July 16, 2014

Finding Hope in the Current Immigration Debate

Protestors rally outside the Multnomah Couny sheriff's office. Signs refer to the coordination between local law enforcement and Immigration and Customs Enforcement encouraged under Secure Communities. This coordination was recently limited by the federal district court of Oregon. Photo: Peter Shaw

The current immigration debate can appear a little short on hope, being characterized by partisan paralysis in Congress, a presidential effort to expand the government’s ability to deport children, and the loud shouts of those hoping to benefit from open trade while limiting the movement of people. However, activists of faith in Portland, Ore. are making a positive difference in their communities. The impact can be felt nationally, so if you’re looking for a little hope, Portland is a good place to start.

In April, immigrant advocates claimed a significant win when the federal district court of Oregon ruled in Miranda-Olivares vs. Clackamas Country that local law enforcement is responsible for protecting the constitutional rights of those they’ve detained, even if federal agencies make requests that infringe upon those rights. That means that sheriff and police departments have clearance to push back against Immigration and Customs Enforcement, which, under the Secure Communities program, can ask that individuals arrested or detained locally be held while ICE investigates their immigration status. These requests, commonly known as ICE holds or detainers, are quieter and less overtly disruptive than workplace raids. However, they violate the constitutional rights of those detained by keeping them in jail even if charges have been cleared or bail posted.

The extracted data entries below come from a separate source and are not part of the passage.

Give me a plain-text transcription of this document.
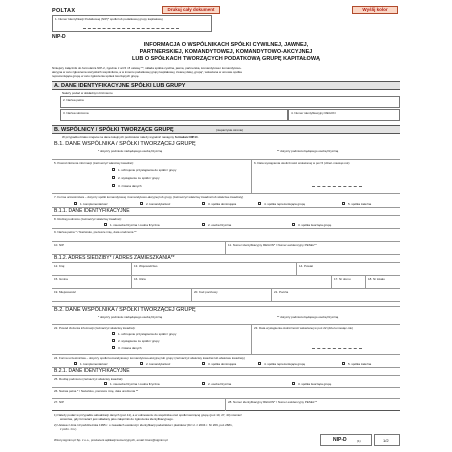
POLTAX	Drukuj cały dokument	Wyślij kolor
1. Numer Identyfikacji Podatkowej (NIP)* spółki lub podatkowej grupy kapitałowej
NIP-D
INFORMACJA O WSPÓLNIKACH SPÓŁKI CYWILNEJ, JAWNEJ,
PARTNERSKIEJ, KOMANDYTOWEJ, KOMANDYTOWO-AKCYJNEJ
LUB O SPÓŁKACH TWORZĄCYCH PODATKOWĄ GRUPĘ KAPITAŁOWĄ
Niniejszy załącznik do formularza NIP-2, zgodnie z art.5 i 8 ustawy **, składa spółka cywilna, jawna, partnerska, komandytowa i komandytowo-
akcyjna w celu zgłoszenia wszystkich wspólników, a w imieniu podatkowej grupy kapitałowej, zwanej dalej „grupą", wskazana w umowie spółka
reprezentująca grupę w celu zgłoszenia spółek tworzących grupę.
A. DANE IDENTYFIKACYJNE SPÓŁKI LUB GRUPY
Należy podać w dokładnym brzmieniu.
2. Nazwa pełna
3. Nazwa skrócona	4. Numer identyfikacyjny REGON
B. WSPÓLNICY / SPÓŁKI TWORZĄCE GRUPĘ	(nieparzyste stronie)
W przypadku braku miejsca na dane kolejnych podmiotów należy wypełnić następny formularz NIP-D.
B.1. DANE WSPÓLNIKA / SPÓŁKI TWORZĄCEJ GRUPĘ
* dotyczy podmiotu niebędącego osobą fizyczną	** dotyczy podmiotu będącego osobą fizyczną
5. Powód złożenia informacji (zaznaczyć właściwy kwadrat):
1. uzbrojenie przystąpienia do spółki / grupy
2. wystąpienie ze spółki / grupy
3. zmiana danych
6. Data wystąpienia okoliczności wskazanej w poz.5 (dzień-miesiąc-rok)
7. Forma uczestnictwa – dotyczy spółki komandytowej i komandytowo-akcyjnej lub grupy (zaznaczyć właściwy kwadrat lub właściwe kwadraty)
1. komplementariusz	2. komandytariusz	3. spółka dominująca	4. spółka reprezentująca grupę	5. spółka zależna
B.1.1. DANE IDENTYFIKACYJNE
8. Rodzaj podmiotu (zaznaczyć właściwy kwadrat):
1. nieosoba fizyczna / osoba fizyczna	2. osoba fizyczna	3. spółka tworząca grupę
9. Nazwa pełna * / Nazwisko, pierwsze imię, data urodzenia **
10. NIP	11. Numer identyfikacyjny REGON* / Numer ewidencyjny PESEL**
B.1.2. ADRES SIEDZIBY* / ADRES ZAMIESZKANIA**
12. Kraj	13. Województwo	14. Powiat
15. Gmina	16. Ulica	17. Nr domu	18. Nr lokalu
19. Miejscowość	20. Kod pocztowy	21. Poczta
B.2. DANE WSPÓLNIKA / SPÓŁKI TWORZĄCEJ GRUPĘ
* dotyczy podmiotu niebędącego osobą fizyczną	** dotyczy podmiotu będącego osobą fizyczną
22. Powód złożenia informacji (zaznaczyć właściwy kwadrat):
1. uzbrojenie przystąpienia do spółki / grupy
2. wystąpienie ze spółki / grupy
3. zmiana danych
23. Data wystąpienia okoliczności wskazanej w poz.22 (dzień-miesiąc-rok)
24. Forma uczestnictwa – dotyczy spółki komandytowej i komandytowo-akcyjnej lub grupy (zaznaczyć właściwy kwadrat lub właściwe kwadraty)
1. komplementariusz	2. komandytariusz	3. spółka dominująca	4. spółka reprezentująca grupę	5. spółka zależna
B.2.1. DANE IDENTYFIKACYJNE
25. Rodzaj podmiotu (zaznaczyć właściwy kwadrat):
1. nieosoba fizyczna / osoba fizyczna	2. osoba fizyczna	3. spółka tworząca grupę
26. Nazwa pełna * / Nazwisko, pierwsze imię, data urodzenia **
27. NIP	28. Numer identyfikacyjny REGON* / Numer ewidencyjny PESEL**
1) Należy podać w przypadku aktualizacji danych (poz.11), a w odniesieniu do wspólnika oraz spółki tworzącej grupę (poz.10, 27, 44) również
wówczas, gdy formularz jest składany jako załącznik do zgłoszenia identyfikacyjnego.
2) Ustawa z dnia 13 października 1995 r. o zasadach ewidencji i identyfikacji podatników i płatników (Dz.U. z 2004 r. Nr 269, poz.2681,
z późn. zm.)
Wzory.sigmim.pl Sp. z o.o., producent aplikacji komercyjnych, email: biuro@sigmim.pl	NIP-D	(1)	1/2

With this ruling, local jurisdictions across Oregon and around the country are increasingly refusing to honor ICE’s requests. More than 50 jurisdictions in Oregon, Washington, Kansas, California, and Pennsylvania have changed their policies relating to ICE holds since the ruling was issued in April. Activists of faith helped lay the groundwork for these changes by working as individuals, congregations, and through coalitions like Portland’s ACT Network. They met with county commissioners and sheriffs, spoke up in community meetings, and rallied and protested, sometimes at risk of arrest.

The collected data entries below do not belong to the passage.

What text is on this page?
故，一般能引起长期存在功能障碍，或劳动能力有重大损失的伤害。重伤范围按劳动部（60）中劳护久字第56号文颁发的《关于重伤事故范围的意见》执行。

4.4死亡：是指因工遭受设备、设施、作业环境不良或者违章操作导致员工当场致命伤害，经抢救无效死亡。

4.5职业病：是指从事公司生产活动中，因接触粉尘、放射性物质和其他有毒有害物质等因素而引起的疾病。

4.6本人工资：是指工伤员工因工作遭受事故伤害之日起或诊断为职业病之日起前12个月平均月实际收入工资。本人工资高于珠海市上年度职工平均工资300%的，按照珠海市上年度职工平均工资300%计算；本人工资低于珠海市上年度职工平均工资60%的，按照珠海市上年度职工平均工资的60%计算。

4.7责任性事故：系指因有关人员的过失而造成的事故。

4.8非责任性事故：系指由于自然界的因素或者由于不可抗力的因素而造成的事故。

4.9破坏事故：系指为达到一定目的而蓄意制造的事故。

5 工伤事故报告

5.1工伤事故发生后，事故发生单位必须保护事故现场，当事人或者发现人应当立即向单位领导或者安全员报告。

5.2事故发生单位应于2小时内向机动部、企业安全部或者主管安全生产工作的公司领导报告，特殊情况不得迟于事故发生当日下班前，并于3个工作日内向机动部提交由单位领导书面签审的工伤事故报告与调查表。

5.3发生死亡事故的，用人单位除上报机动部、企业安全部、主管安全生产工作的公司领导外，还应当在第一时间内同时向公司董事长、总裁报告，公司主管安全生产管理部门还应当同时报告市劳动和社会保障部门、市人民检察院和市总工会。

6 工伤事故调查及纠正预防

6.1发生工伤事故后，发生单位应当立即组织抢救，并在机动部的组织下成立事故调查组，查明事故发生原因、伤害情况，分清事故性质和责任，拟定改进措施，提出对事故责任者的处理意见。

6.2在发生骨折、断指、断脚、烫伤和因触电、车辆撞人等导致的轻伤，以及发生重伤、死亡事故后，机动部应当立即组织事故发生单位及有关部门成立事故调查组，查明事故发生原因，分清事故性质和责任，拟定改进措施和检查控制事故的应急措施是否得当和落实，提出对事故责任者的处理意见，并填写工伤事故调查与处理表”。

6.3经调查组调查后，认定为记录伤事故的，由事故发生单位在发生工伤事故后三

Marco Mejia, Jobs with Justice, speaks to a crowd at a Father's Day vigil in front of the Immigration and Customs Enforcement building in Portland, Ore. Photo: Courtesy Erika Iverson/CWS

CWS supports these efforts through the work of the Rev. Noel Andersen, grassroots coordinator for immigrants’ rights. “Noel in his position has a connection to local work,” says Marco Mejia, a member of Ainsworth United Church of Christ and an organizer for Jobs with Justice. “This is so important. So often national organizations on the East Coast and D.C. are not very connected, but in order to build a national movement, we need to be connected. Noel has been good at connecting us to the national movement in a way that isn’t imposing; it’s helpful.”

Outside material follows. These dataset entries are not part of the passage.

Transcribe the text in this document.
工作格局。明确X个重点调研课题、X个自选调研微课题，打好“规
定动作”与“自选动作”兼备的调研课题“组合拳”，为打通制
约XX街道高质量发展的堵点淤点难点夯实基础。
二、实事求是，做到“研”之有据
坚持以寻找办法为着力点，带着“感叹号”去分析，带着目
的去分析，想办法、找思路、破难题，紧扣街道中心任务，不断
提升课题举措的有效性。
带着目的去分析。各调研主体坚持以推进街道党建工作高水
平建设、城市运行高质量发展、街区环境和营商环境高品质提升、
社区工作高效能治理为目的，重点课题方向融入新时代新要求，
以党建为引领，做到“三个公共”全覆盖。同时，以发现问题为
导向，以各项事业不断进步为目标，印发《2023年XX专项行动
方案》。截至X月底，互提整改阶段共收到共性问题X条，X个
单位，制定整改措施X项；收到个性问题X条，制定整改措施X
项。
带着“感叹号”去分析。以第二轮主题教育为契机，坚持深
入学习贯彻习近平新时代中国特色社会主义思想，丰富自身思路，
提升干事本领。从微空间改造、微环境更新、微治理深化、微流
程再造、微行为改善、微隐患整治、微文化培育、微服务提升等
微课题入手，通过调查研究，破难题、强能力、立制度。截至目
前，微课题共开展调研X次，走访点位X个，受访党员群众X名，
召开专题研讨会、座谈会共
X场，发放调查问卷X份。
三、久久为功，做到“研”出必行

Sustaining advocates through years of struggle is an overriding commitment to and an inclusive understanding of their community. “We are a part of this community,” says Mejia. “What happens to the undocumented community happens to the whole community.”

The Rev. Lynne Smouse López of Ainsworth UCC agrees. “Jesus teaches that our neighbor is whoever shows up, whoever is in need.” Answering this call to welcome means being present and speaking out.

“I wouldn’t belong to this church, if they didn’t reach out to the community,” says Kaye Exo, a member of Bridgeport UCC. “One of the most meaningful things I’ve ever done is attend deportation hearings and immigration rallies. To stand in line with the sisters of the person at risk of deportation and have them say, ‘Welcome. I’m glad you’re here,’ that’s personal; that’s a connection to the community.”

While activists of faith recognize the recent court decision as a win, they also understand that the struggle for justice is not over. “This ruling gives the basis to continue working. This is a window. We need to keep working to stop arrests due to racial profiling,” says Mejia. “The ICE holds are stopping, but Secure Communities continues.”

Similarly, the Rev. Smouse López says, “This is an important issue, and it’s growing. My fear is that this will get minimized. These issues are racially and economically driven, and that hasn’t changed.”

In order to keep the focus on building more inclusive and welcoming communities by changing how immigration is practiced, advocates offer tangible advice to faith communities considering their role in the movement.  “Congregations need to hear stories from undocumented immigrants and those who have gone down this road,” says the Rev. Smouse López. “Reflect on the scriptures. Hear the stories. Get to know people. That’s the real way to break down the barriers.”

Exo says that her background in social work informs her community engagement strategy. “Make it doable. Send a post card. Stand at a rally. Hold hands with a grandmother. Church people know how to do that. They just need some encouragement sometimes.”